Il buon Roberto Di Matteo affronta i blaugrana come all' andata: difesa ad oltranza, prima in 11 dietro la linea della palla, poi in 10 dopo l' espulsione del capitano Terry, e sporadici contropiedi.
Questa partita ha ribadito ciò che ho segnalato dopo il match d' andata: l' unico modo per sperare di battere il Barcellona è il catenaccio, la fortuna ed essere implacabili nelle ripartenze.
E così è stato. Monologo assoluto dei padroni di casa, 72% di possesso palla, 1 palo di Messi, 1 traversa causata dal rigore sbagliato dallo stesso Messi.
Il Barcellona è bellissimo, ma ogni sua partita ha un lato brillante ed uno oscuro, il luminoso gioco del calcio dei catalani contro il vecchio catenaccio dei suoi avversari.
Si riversano tutti nella metà campo degli avversari, il suo calcio si esprime in un possesso palla efficace, magnifico, un calcio totale, c'è sempre un compagno libero, gli avversari se toccano palla, la sbattono di nuovo addosso ai blaugrana. Non si capisce mai bene lo schema utilizzato dagli uomini di Guardiola.
E come succede in tutti gli sport, c'è un sottile piacere nel vedere il crollo di un mito.
E' stato tutto divertente, vedere come giocavano, come non sbagliavano un passaggio, come non riuscivano a segnare.

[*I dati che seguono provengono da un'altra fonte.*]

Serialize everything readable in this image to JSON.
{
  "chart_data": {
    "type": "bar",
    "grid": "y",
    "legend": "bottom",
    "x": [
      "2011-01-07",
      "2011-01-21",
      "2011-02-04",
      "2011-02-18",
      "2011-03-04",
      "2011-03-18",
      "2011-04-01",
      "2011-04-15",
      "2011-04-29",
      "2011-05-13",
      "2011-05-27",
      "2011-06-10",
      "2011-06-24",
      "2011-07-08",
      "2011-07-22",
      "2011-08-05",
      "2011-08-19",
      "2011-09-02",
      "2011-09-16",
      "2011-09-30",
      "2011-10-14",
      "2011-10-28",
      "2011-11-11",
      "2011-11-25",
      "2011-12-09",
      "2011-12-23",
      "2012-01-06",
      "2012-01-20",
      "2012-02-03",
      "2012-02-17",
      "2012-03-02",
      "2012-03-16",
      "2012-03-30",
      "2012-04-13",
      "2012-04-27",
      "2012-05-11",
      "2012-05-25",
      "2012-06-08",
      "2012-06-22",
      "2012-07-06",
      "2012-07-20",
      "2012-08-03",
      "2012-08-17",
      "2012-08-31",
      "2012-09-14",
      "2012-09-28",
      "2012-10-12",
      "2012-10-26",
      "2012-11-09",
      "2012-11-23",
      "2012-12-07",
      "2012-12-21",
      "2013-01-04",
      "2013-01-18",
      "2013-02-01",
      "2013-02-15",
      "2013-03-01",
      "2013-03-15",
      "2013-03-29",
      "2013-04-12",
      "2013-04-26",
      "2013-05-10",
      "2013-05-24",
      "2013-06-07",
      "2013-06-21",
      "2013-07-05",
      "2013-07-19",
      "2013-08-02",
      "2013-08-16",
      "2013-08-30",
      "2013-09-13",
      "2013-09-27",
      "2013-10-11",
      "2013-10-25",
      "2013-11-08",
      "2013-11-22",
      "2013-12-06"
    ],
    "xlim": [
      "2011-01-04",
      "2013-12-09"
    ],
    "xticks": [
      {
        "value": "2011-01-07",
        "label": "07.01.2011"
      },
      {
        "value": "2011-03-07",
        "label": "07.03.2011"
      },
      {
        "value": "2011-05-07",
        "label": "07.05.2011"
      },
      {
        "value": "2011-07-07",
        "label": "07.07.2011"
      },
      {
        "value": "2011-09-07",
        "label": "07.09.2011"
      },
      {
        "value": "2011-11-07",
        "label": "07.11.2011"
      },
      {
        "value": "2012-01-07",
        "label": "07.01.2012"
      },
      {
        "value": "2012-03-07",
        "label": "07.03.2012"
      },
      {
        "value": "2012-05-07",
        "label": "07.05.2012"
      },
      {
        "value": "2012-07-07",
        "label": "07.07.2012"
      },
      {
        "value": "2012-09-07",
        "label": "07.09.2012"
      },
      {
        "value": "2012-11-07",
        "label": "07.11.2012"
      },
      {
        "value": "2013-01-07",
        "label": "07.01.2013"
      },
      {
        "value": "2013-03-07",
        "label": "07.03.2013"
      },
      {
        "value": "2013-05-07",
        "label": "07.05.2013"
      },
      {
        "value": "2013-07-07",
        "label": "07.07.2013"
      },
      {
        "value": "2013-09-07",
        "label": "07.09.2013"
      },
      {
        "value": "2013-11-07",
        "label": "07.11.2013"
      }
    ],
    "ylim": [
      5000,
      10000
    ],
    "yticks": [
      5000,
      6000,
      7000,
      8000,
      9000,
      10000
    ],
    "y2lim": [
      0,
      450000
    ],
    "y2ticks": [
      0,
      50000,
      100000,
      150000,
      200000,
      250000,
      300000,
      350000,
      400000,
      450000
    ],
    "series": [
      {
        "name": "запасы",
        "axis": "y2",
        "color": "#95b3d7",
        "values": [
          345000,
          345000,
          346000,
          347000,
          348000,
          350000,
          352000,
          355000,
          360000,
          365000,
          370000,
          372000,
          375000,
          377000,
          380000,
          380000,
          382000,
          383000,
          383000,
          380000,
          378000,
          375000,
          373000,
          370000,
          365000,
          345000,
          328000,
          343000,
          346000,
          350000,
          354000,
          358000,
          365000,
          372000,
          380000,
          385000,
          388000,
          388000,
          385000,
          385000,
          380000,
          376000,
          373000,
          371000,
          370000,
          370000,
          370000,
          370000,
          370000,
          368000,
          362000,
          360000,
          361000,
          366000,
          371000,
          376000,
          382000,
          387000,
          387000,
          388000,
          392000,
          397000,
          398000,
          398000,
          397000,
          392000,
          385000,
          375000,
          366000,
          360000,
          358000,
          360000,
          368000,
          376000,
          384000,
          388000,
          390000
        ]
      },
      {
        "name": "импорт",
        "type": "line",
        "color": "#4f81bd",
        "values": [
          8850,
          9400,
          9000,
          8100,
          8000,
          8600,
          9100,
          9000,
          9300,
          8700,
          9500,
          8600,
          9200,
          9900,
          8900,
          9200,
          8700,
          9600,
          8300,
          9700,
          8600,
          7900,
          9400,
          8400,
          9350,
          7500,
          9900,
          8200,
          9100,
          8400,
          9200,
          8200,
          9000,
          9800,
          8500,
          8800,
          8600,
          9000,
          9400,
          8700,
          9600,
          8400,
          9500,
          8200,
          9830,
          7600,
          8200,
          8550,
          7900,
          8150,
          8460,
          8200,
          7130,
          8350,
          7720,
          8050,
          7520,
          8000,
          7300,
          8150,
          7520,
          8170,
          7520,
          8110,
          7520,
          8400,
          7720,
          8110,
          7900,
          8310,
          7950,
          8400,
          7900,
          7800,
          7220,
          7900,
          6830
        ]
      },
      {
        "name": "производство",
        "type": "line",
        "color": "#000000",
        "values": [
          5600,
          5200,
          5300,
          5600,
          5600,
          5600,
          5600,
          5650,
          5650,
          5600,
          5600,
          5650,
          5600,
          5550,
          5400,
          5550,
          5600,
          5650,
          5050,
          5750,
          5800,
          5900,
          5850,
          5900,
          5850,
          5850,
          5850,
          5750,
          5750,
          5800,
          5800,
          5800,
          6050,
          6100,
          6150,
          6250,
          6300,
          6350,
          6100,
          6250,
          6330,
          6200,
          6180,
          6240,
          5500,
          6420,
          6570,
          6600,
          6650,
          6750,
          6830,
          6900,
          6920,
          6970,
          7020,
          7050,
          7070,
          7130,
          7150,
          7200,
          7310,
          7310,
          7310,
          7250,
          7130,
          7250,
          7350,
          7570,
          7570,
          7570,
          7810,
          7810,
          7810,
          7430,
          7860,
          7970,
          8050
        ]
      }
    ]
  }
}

E' stato tutto divertente, meno che il Chelsea.
Va in finale il calcio agli antipodi del Barcellona, tutto tranne che divertente, nell' arco dei 180 minuti i Blues hanno avuto 3-occasioni-3 (nei recuperi) e le hanno concretizzate tutte, e poi si sono chiusi dietro a pregare di non prenderle.
Messi è il calciatore più forte che ho visto, video compresi. Anche stasera l'ha dimostrato e ri-merita il Pallone d' Oro.
Questo Barcellona è la squadra più forte che ho visto, video compresi. Anche stasera ed anche questa stagione.
Nessun complimento al Chelsea, conta il risultato, ma a me il catenaccio non piace proprio.


PS. Mettere al palo: legare una persona a un palo per torturarla. 
Io durante questa partita, come ho espresso molto chiaramente, mi son sentito messo al palo dall' anti-calcio dei londinesi!